Last night, while reading The Life of Thomas More by Peter Ackroyd I came across a passage I wanted to share. Since content from that particular book is not yet available online, here are More's relevant words from another book on his life. For background purposes, Anne Boleyn was about to become Queen and some of the same Bishops who, along with More, had opposed Henry VIII's attempts to throw Catherine of Aragon to the curb in violation of the Church's teachings had now decided that they better play ball with King Henry by attending the coronation of the new Queen.

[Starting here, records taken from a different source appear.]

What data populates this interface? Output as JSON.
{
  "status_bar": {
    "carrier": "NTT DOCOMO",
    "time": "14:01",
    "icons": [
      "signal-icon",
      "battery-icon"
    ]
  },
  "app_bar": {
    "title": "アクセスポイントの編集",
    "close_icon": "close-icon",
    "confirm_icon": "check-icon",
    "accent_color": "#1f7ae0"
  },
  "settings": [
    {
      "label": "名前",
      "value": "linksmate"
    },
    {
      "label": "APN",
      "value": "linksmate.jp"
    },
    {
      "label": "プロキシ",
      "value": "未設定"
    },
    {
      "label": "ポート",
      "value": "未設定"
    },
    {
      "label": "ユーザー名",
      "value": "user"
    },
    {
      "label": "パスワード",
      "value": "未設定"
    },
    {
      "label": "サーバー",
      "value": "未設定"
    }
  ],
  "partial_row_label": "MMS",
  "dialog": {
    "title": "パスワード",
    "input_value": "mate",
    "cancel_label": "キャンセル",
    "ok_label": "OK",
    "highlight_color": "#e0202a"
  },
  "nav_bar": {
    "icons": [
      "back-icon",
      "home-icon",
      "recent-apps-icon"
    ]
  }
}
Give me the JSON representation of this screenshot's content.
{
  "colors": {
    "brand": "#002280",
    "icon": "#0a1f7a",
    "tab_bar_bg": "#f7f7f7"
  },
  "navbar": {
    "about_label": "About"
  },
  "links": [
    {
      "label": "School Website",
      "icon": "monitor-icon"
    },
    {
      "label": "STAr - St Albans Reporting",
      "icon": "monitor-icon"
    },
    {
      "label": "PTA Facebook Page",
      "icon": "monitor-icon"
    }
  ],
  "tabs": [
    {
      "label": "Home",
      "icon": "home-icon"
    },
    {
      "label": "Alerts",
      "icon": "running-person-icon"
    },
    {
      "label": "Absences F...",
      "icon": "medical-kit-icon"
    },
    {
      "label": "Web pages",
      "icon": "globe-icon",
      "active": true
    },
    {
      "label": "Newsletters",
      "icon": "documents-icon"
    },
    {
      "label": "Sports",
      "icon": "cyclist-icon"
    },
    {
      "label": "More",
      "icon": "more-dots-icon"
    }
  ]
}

It fortuned not long before the coming of Queen Anne through the streets of London from the Tower to Westminster to her coronation, that he received a letter from the Bishops of Durham, Bath and Winchester, requesting him both to keep them company from the Tower to the coronation, and also to take twenty pounds, that by the bearer thereof they had sent him, to buy a gown withal ; which he thankfully receiving, and at home still tarrying, at their next meeting said merrily unto them:
" My lords, in the letters which you lately sent me you required two things of me : the one, sith I was so well content to grant you, the other therefore I thought I might be the bolder to deny you. And like as the one, because I took you for no beggars, and myself I knew to be no rich man, I thought I might the rather fulfill, so the other did put me in remembrance of an emperor who ordained a law that whosoever had committed a certain heinous offence (which I now remember not), except it were a virgin, should suffer the pains of death such a reverence had he to virginity.
Now so it happened that the first committer of that offence was indeed a virgin, whereof the emperor hearing was in no small perplexity, as he that by some example would fain have had that law put in execution. Whereupon when his council had sat long, solemnly debating this cause, suddenly rose there up one of his council, a good plain man, amongst them, and said, 'Why make you so much ado, my lords, about so small a matter? Let her first be deflowered, and then after may she be devoured.'
And so though your lordships have in the matter of the matrimony hitherto kept yourselves pure virgins, yet take good heed, my lords, that you keep your virginity still. For some there be that by procuring your lordships first at the coronation to be present, and next to preach for the setting forth of it, and finally to write books to all the world in defence thereof are desirous to deflower you, and- when they have deflowered you, then will they not fail soon after to devour you. Now, my Lords, quoth he, it lieth not in my power but that they may devour me, but God being my good Lord, I will so provide that they shall never deflower me."